An Astronaut on the Moon drops a rock straight downward from a height of 1.25 meters. If the acceleration of gravity on the Moon is 1.62 meters per second squared, what is the speed of the rock just before it lands?
V = sqrt(2 a X) when the initial velocity is zero.
a is the acceleration rate
X is the distance fallen
Solve for V
To find the speed of the rock just before it lands, we need to use the equations of motion. The equation that relates the speed (v), initial velocity (u), acceleration (a), and distance (s) is:
v^2 = u^2 + 2as
In this case, the initial velocity (u) is 0 m/s since the rock is dropped, and the acceleration (a) is 1.62 m/s^2 (gravity on the Moon). The distance (s) is the height from which the rock was dropped, which is 1.25 meters.

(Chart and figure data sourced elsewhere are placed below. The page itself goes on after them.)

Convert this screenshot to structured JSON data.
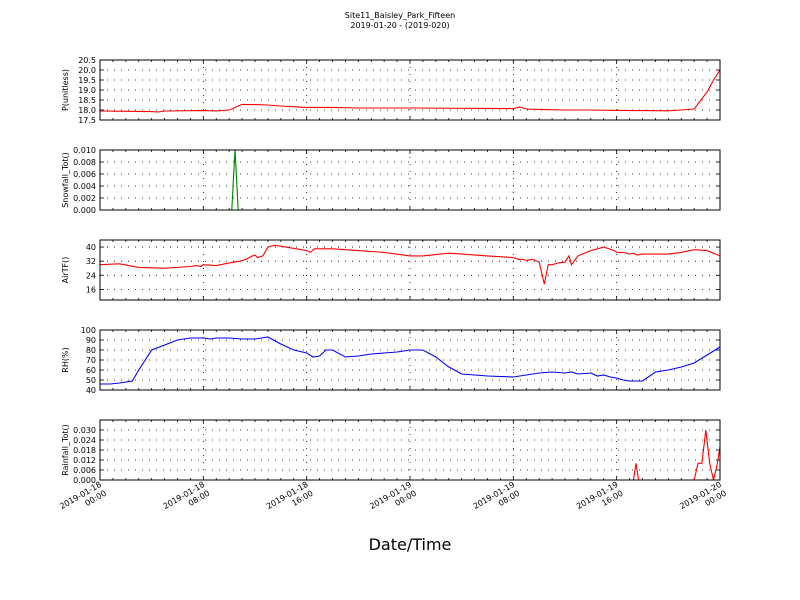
{
  "figure": {
    "title": "Site11_Baisley_Park_Fifteen",
    "subtitle": "2019-01-20 - (2019-020)",
    "xlabel": "Date/Time",
    "xtick_labels": [
      [
        "2019-01-18",
        "00:00"
      ],
      [
        "2019-01-18",
        "08:00"
      ],
      [
        "2019-01-18",
        "16:00"
      ],
      [
        "2019-01-19",
        "00:00"
      ],
      [
        "2019-01-19",
        "08:00"
      ],
      [
        "2019-01-19",
        "16:00"
      ],
      [
        "2019-01-20",
        "00:00"
      ]
    ]
  },
  "chart_data": [
    {
      "type": "line",
      "ylabel": "P(unitless)",
      "color": "#ff0000",
      "ylim": [
        17.5,
        20.5
      ],
      "yticks": [
        "17.5",
        "18.0",
        "18.5",
        "19.0",
        "19.5",
        "20.0",
        "20.5"
      ],
      "x_hours": [
        0,
        4,
        4.5,
        5,
        8,
        9,
        10,
        11,
        12,
        13,
        14,
        16,
        18,
        20,
        21,
        24,
        32,
        32.5,
        33,
        34,
        36,
        38,
        40,
        42,
        44,
        45,
        46,
        47,
        47.5,
        48
      ],
      "series": [
        {
          "values": [
            17.95,
            17.92,
            17.9,
            17.95,
            17.97,
            17.95,
            18.0,
            18.28,
            18.27,
            18.25,
            18.2,
            18.13,
            18.13,
            18.1,
            18.1,
            18.1,
            18.07,
            18.15,
            18.05,
            18.03,
            18.0,
            18.0,
            17.98,
            17.97,
            17.96,
            18.0,
            18.05,
            18.9,
            19.5,
            20.0
          ]
        }
      ]
    },
    {
      "type": "line",
      "ylabel": "Snowfall_Tot()",
      "color": "#008000",
      "ylim": [
        0,
        0.01
      ],
      "yticks": [
        "0.000",
        "0.002",
        "0.004",
        "0.006",
        "0.008",
        "0.010"
      ],
      "x_hours": [
        0,
        10.2,
        10.45,
        10.7,
        48
      ],
      "series": [
        {
          "values": [
            0,
            0,
            0.01,
            0,
            0
          ]
        }
      ]
    },
    {
      "type": "line",
      "ylabel": "AirTF()",
      "color": "#ff0000",
      "ylim": [
        10,
        44
      ],
      "yticks": [
        "16",
        "24",
        "32",
        "40"
      ],
      "x_hours": [
        0,
        1.5,
        3,
        5,
        7,
        7.5,
        7.8,
        8,
        9,
        10,
        10.8,
        11.3,
        11.8,
        12,
        12.2,
        12.6,
        13,
        13.5,
        14,
        16,
        16.3,
        16.6,
        18,
        20,
        22,
        24,
        25,
        27,
        28,
        30,
        32,
        32.4,
        32.7,
        33,
        33.5,
        34,
        34.4,
        34.7,
        35,
        35.5,
        36,
        36.3,
        36.5,
        37,
        38,
        39,
        39.8,
        40,
        40.5,
        41,
        41.3,
        41.6,
        42,
        44,
        45,
        46,
        47,
        48
      ],
      "series": [
        {
          "values": [
            30,
            30.5,
            28.5,
            28,
            29,
            29.5,
            29,
            30,
            29.5,
            31,
            32,
            33,
            35,
            35.5,
            34,
            35,
            40,
            41,
            40.5,
            38,
            37,
            39,
            39,
            38,
            37,
            35,
            35,
            36.5,
            36,
            35,
            34,
            33,
            33,
            32.5,
            33,
            31.5,
            19,
            30,
            30,
            31,
            31.5,
            35,
            30,
            35,
            38,
            40,
            38,
            37,
            37,
            36,
            36.5,
            35.5,
            36,
            36,
            37,
            38.5,
            38,
            35
          ]
        }
      ]
    },
    {
      "type": "line",
      "ylabel": "RH(%)",
      "color": "#0000ff",
      "ylim": [
        40,
        100
      ],
      "yticks": [
        "40",
        "50",
        "60",
        "70",
        "80",
        "90",
        "100"
      ],
      "x_hours": [
        0,
        0.8,
        1.5,
        2,
        2.5,
        3,
        4,
        5,
        6,
        7,
        8,
        8.5,
        9,
        10,
        11,
        12,
        12.5,
        13,
        14,
        15,
        16,
        16.5,
        17,
        17.5,
        18,
        19,
        20,
        21,
        22,
        23,
        24,
        25,
        26,
        27,
        28,
        30,
        32,
        33,
        34,
        35,
        36,
        36.5,
        37,
        38,
        38.5,
        39,
        39.5,
        40,
        40.5,
        41,
        42,
        43,
        44,
        45,
        46,
        47,
        48
      ],
      "series": [
        {
          "values": [
            46,
            46,
            47,
            48,
            49,
            60,
            80,
            85,
            90,
            92,
            92,
            91,
            92,
            92,
            91,
            91,
            92,
            93,
            86,
            80,
            77,
            73,
            74,
            80,
            80,
            73,
            74,
            76,
            77,
            78,
            80,
            80,
            73,
            63,
            56,
            54,
            53,
            55,
            57,
            58,
            57,
            58,
            56,
            57,
            54,
            55,
            53,
            52,
            50,
            49,
            49,
            58,
            60,
            63,
            67,
            75,
            83
          ]
        }
      ]
    },
    {
      "type": "line",
      "ylabel": "Rainfall_Tot()",
      "color": "#ff0000",
      "ylim": [
        0,
        0.036
      ],
      "yticks": [
        "0.000",
        "0.006",
        "0.012",
        "0.018",
        "0.024",
        "0.030"
      ],
      "x_hours": [
        0,
        41.3,
        41.5,
        41.7,
        46,
        46.3,
        46.6,
        46.9,
        47.2,
        47.5,
        47.8,
        48
      ],
      "series": [
        {
          "values": [
            0,
            0,
            0.01,
            0,
            0,
            0.01,
            0.01,
            0.03,
            0.01,
            0,
            0.01,
            0.02
          ]
        }
      ]
    }
  ]
}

Using the equation, we can substitute the known values:
v^2 = 0^2 + 2(1.62)(1.25)
Simplifying:
v^2 = 0 + 4.05
v^2 = 4.05
To find v, we take the square root of both sides:
v = √4.05
v ≈ 2.012 m/s
Therefore, the speed of the rock just before it lands is approximately 2.012 meters per second.
To find the speed of the rock just before it lands, you can use the equations of motion. Specifically, you can use the equation that relates the final velocity (v), initial velocity (u), acceleration (a), and displacement (s).
In this case, the rock is dropped vertically downward, so the initial velocity (u) is zero. The acceleration due to gravity on the Moon is given as 1.62 meters per second squared (a). The rock falls from a height of 1.25 meters (s).
The equation you can use is:
v^2 = u^2 + 2as
Plugging in the known values:
v^2 = 0 + 2 * 1.62 * 1.25
Simplifying:
v^2 = 4.05
To find v, you take the square root of both sides:
v = √4.05
Calculating:
v ≈ 2.01 meters per second
Therefore, the speed of the rock just before it lands is approximately 2.01 meters per second.